Beyond Attack Success Rate: Temporal Logit Observability for LLM Safety Failures
Summary
Temporal Logit Observability (TLO) is a training-free diagnostic designed to reveal the hidden paths of LLM safety failures, moving beyond the single yes/no label provided by Attack Success Rate (ASR). TLO observes a compliance-refusal margin during decoding, mapping each model-attack condition onto a calibrated 2D plane. This method is particularly informative for distinguishing attacks that succeed for genuinely different reasons, where ASR offers little insight. Across four aligned LLMs and three jailbreak paradigms, TLO demonstrates that attacks with nearly identical ASR values can exhibit clearly different temporal patterns. The geometry derived from TLO largely matches refusal-direction probes from hidden states, though one model highlighted a limitation of its fixed-lexicon approach. A simple early-stop rule based on TLO successfully cuts successful jailbreaks by over 50% without generating false alarms on benign queries, emphasizing the need to report when and how failures unfold.
Key takeaway
For AI Security Engineers evaluating LLM safety, relying solely on Attack Success Rate (ASR) is insufficient. You should integrate Temporal Logit Observability (TLO) to understand the temporal dynamics of jailbreaks, revealing how failures unfold, not just if they occur. This allows you to develop more nuanced defenses, such as TLO-derived early-stop rules, which cut successful jailbreaks by over 50% without impacting benign queries, significantly enhancing model robustness.
Key insights
Temporal Logit Observability (TLO) reveals the temporal dynamics of LLM safety failures, going beyond simple attack success rates.
Principles
- Attack success rate alone is insufficient.

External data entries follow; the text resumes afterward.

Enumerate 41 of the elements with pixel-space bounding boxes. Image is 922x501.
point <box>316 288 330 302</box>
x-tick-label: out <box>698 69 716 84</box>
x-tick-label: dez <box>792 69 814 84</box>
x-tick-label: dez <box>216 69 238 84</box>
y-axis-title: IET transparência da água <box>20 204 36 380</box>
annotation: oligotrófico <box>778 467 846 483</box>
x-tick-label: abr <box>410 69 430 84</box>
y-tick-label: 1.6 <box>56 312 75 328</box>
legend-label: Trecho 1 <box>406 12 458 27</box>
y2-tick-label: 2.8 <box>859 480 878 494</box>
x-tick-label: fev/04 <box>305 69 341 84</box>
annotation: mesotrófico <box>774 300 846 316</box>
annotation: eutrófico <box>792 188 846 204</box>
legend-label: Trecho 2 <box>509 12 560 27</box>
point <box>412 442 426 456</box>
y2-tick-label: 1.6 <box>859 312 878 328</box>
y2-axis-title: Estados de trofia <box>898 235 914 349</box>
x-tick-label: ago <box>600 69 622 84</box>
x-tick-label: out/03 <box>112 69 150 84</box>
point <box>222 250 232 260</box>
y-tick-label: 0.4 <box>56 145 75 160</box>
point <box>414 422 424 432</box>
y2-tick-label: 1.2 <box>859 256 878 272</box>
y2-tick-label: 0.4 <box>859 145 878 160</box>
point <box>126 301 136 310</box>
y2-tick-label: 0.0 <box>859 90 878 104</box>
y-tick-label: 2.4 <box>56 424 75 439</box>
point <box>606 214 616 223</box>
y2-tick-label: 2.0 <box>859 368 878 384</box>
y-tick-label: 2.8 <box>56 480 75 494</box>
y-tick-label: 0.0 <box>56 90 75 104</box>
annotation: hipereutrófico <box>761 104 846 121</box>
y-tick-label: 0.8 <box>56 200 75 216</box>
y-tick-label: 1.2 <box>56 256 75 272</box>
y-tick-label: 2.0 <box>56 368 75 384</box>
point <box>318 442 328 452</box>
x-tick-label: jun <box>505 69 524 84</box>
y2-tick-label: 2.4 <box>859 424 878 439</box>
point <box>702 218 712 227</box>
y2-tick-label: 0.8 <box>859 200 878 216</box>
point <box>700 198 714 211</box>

- Failure paths are observable from logits.
- Different attacks have distinct temporal patterns.
Method
TLO observes a compliance-refusal margin during decoding, mapping model-attack conditions onto a calibrated 2D plane to reveal temporal failure patterns.
In practice
- Implement TLO for deeper jailbreak analysis.
- Derive early-stop rules from TLO for safety.
- Improve LLM safety evaluation beyond ASR.
Topics
- LLM Safety
- Jailbreak Detection
- Temporal Logit Observability
- Attack Success Rate
- Decoding Strategies
- AI Security
Best for: MLOps Engineer, Research Scientist, CTO, AI Scientist, AI Security Engineer, Machine Learning Engineer
Related on AIssential
Editorial summary, takeaway, and curation by AIssential. Original article published by Artificial Intelligence.